Der Alptraum begann wie sein eigenartiger Traum einige Nächte zuvor mit seltsamen Geräuschen: Etwas versuchte, zu seinem Fenster hereinzukommen − zuerst durch Geklapper am Laden, als wollte es, daß er aufmachte, und dann durch kratzende Geräusche mit krallenartigen Fingern am Holz der Läden. Schließlich, erklärte Armand, sei sein Traum selbst aufgestanden und zum Fenster gegangen, habe die Läden entriegelt und aufgestoßen. Dort draußen hing kopfüber wie eine Riesenfledermaus ein monströses Geschöpf mit buntgefiederten Flügeln und einem menschenähnlichen Gesicht mit dicken, gummiartigen Lippen vom Dachüberhang. Sein Körper habe einem gerupften Vogel geähnelt, mit weißlicher, runzliger Haut, und die Gliedmaßen (von denen es zusätzlich zu den Flügeln vier gehabt hatte) hätten den Füßen von Adlern geähnelt, schuppig und krallenbewehrt. Dieses Wesen ergriff nach Armands Worten sein Traumselbst und zog es aus dem Fenster, als wöge es beinahe nichts, aber dieses Verhalten war nicht feindselig und schien beinahe fürsorglich, denn als der Dämon sich zum Flug abstieß, drückte er Armand an seinen Körper wie eine Mutter ihr Kind. Aus Angst vor dem Absturz schlang Armand die Arme um den Körper des Dämonenwesens, als ob er seine Umarmung erwidere. Er erzählte, daß er im Flug das Arbeiten der mächtigen Muskeln in der Brust des Dämonen gefühlt habe, wo sein Gesicht an der runzligen Haut lag. Der Flug war kurz, denn er führte ihn nur den Höhenzug entlang zu Gaspard Gruillers Haus, dessen Fenster weit offen stand und hell erleuchtet war, als wäre das Turmhaus ein Leuchtturm für die heimtückischen Kreaturen, die Parravon bei Nacht heimsuchten. Armand wurde in den Garten neben dem Haus getragen und auf den Platz zwischen dem Ende der Laube und den fünf großen Pilzen abgesetzt, die − wie Armand sie jetzt wahrnahm − keinen Kreis, sondern ein Pentagramm bildeten.
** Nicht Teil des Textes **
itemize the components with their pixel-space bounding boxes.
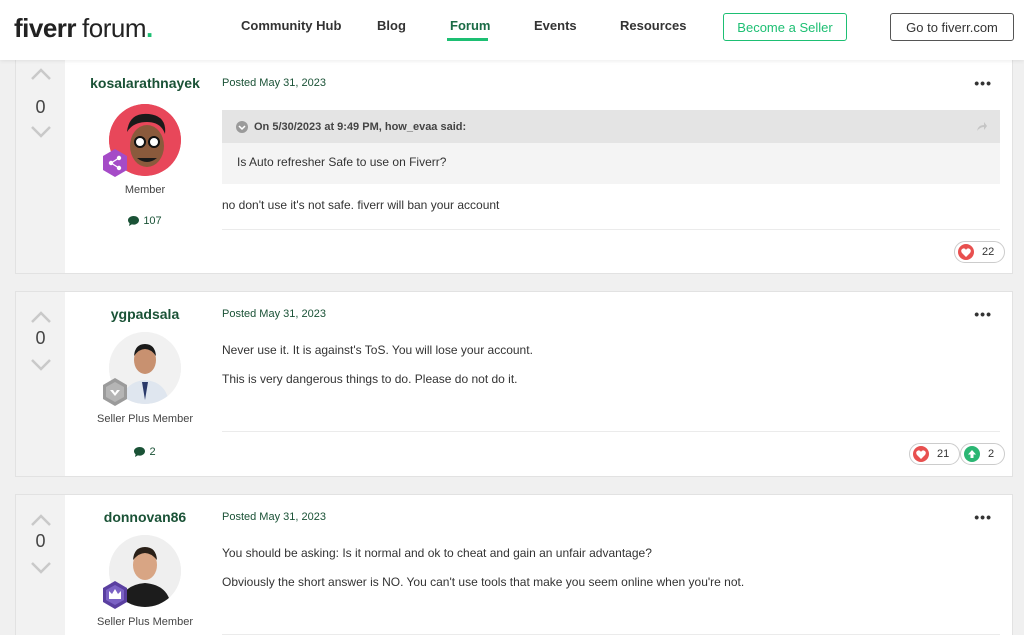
upvote-arrow-icon[interactable]	[30, 67, 52, 81]
post-divider	[222, 229, 1000, 230]
author-name[interactable]: kosalarathnayek	[65, 75, 225, 91]
author-name[interactable]: donnovan86	[65, 509, 225, 525]
author-name[interactable]: ygpadsala	[65, 306, 225, 322]
post-content-line: This is very dangerous things to do. Ple…	[222, 372, 518, 386]
post-date[interactable]: Posted May 31, 2023	[222, 511, 326, 523]
more-options-icon[interactable]: •••	[974, 75, 992, 91]
post-content-line: Never use it. It is against's ToS. You w…	[222, 343, 533, 357]
forum-post: 0 ygpadsala Seller Plus Member 2 Posted …	[15, 291, 1013, 477]
heart-icon	[958, 244, 974, 260]
post-content-line: You should be asking: Is it normal and o…	[222, 546, 652, 560]
reaction-count: 21	[937, 448, 950, 460]
collapse-chevron-icon[interactable]	[236, 120, 248, 133]
forum-post: 0 kosalarathnayek Member 107 Posted May …	[15, 48, 1013, 274]
upvote-arrow-icon[interactable]	[30, 513, 52, 527]
comment-bubble-icon	[134, 447, 146, 457]
more-options-icon[interactable]: •••	[974, 509, 992, 525]
post-date[interactable]: Posted May 31, 2023	[222, 308, 326, 320]
reaction-count: 22	[982, 246, 995, 258]
post-divider	[222, 431, 1000, 432]
post-content-line: Obviously the short answer is NO. You ca…	[222, 575, 745, 589]
member-role: Seller Plus Member	[97, 413, 193, 425]
share-arrow-icon[interactable]	[976, 120, 988, 132]
reaction-upvote[interactable]: 2	[960, 443, 1006, 465]
post-count[interactable]: 2	[65, 446, 225, 458]
vote-panel: 0	[16, 292, 65, 476]
quote-block: On 5/30/2023 at 9:49 PM, how_evaa said: …	[222, 110, 1000, 184]
nav-blog[interactable]: Blog	[377, 18, 406, 33]
upvote-arrow-icon[interactable]	[30, 310, 52, 324]
vote-panel: 0	[16, 495, 65, 635]
author-info: ygpadsala Seller Plus Member 2	[65, 292, 225, 476]
nav-community-hub[interactable]: Community Hub	[241, 18, 341, 33]
vote-panel: 0	[16, 49, 65, 273]
reaction-count: 2	[988, 448, 995, 460]
go-to-fiverr-button[interactable]: Go to fiverr.com	[890, 13, 1014, 41]
author-info: donnovan86 Seller Plus Member	[65, 495, 225, 635]
more-options-icon[interactable]: •••	[974, 306, 992, 322]
upvote-arrow-icon	[964, 446, 980, 462]
nav-forum[interactable]: Forum	[450, 18, 490, 33]
heart-icon	[913, 446, 929, 462]
nav-active-indicator	[447, 38, 488, 41]
vote-count: 0	[35, 97, 46, 117]
vote-count: 0	[35, 328, 46, 348]
vote-count: 0	[35, 531, 46, 551]
nav-resources[interactable]: Resources	[620, 18, 686, 33]
quote-header[interactable]: On 5/30/2023 at 9:49 PM, how_evaa said:	[222, 110, 1000, 143]
site-header: fiverr forum. Community Hub Blog Forum Ev…	[0, 0, 1024, 60]
post-date[interactable]: Posted May 31, 2023	[222, 77, 326, 89]
downvote-arrow-icon[interactable]	[30, 125, 52, 139]
downvote-arrow-icon[interactable]	[30, 358, 52, 372]
forum-post: 0 donnovan86 Seller Plus Member Posted M…	[15, 494, 1013, 635]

In diesem Pentagramm stand eine Kreatur wie diejenige, die ihn gebracht hatte, doch weitaus größer und beinahe so hoch wie die Hecke. Seine mächtigen Schwingen waren gefiedert wie der legendäre Feuervogel, und sie leuchteten von innen in roten und goldenen Tönen. Seine Arme waren emporgereckt, die Krallen weit gespreizt, als wollten sie das silbrige Licht der ungezählten Sterne einfangen. Die schlanken Beine dieses seltsamen Wesens hatten abgeflachte Füße wie ein Laufvogel, der am Boden statt im Geäst der Bäume lebt, wie seine kleineren Artgenossen es taten. Der Ausdruck, mit dem es Armand ansah, war widersprüchlich, denn das Gesicht, so Armand, war häßlicher, als er es sich in seiner Phantasie hätte vorstellen können, mit gräßlichen blutunterlaufenen Augen und einer Nase wie einem großen gezähnten Schnabel über einem Mund, in dem sich scharfe Zähne aneinanderreihten. Und doch war der Blick dieser furchtbaren Augen nicht raublustig, sondern freundlich; und die schwarze Zunge, die sich zwischen den Zähnen schlängelte, leckte nicht die äußeren Lippen wie in Erwartung einer Mahlzeit, sondern neckte ihn mit ihren kleinen Bewegungen, wie eine Mutter ihr Kind mit freundlichen Grimassen necken mag. Als sein Traumselbst dieses Wesen eingehend betrachtet hatte, fühlte Armand sich wieder emporgehoben und auf das Dach des Laubenganges gesetzt, wo die leuchtendsten und schönsten Blumen wuchsen. Dort sah er sich inmitten einer Menge kauernder Dämonen. Er wußte bereits, was er zu tun hatte, er neigte den Kopf zu einer üppigen Blüte, nahm den zentralen Griffel in den Mund, wie die anderen es taten, und saugte gierig den Nektar, der darin war, von den wundersamen Blumen aus dem zarten Fleisch gefangener Vögel erzeugt. Der Geschmack, sagte Armand, sei süßer gewesen, als er es sich hätte vorstellen können, obwohl es auf seines Vaters Tisch
nie an süßen Köstlichkeiten gemangelt habe.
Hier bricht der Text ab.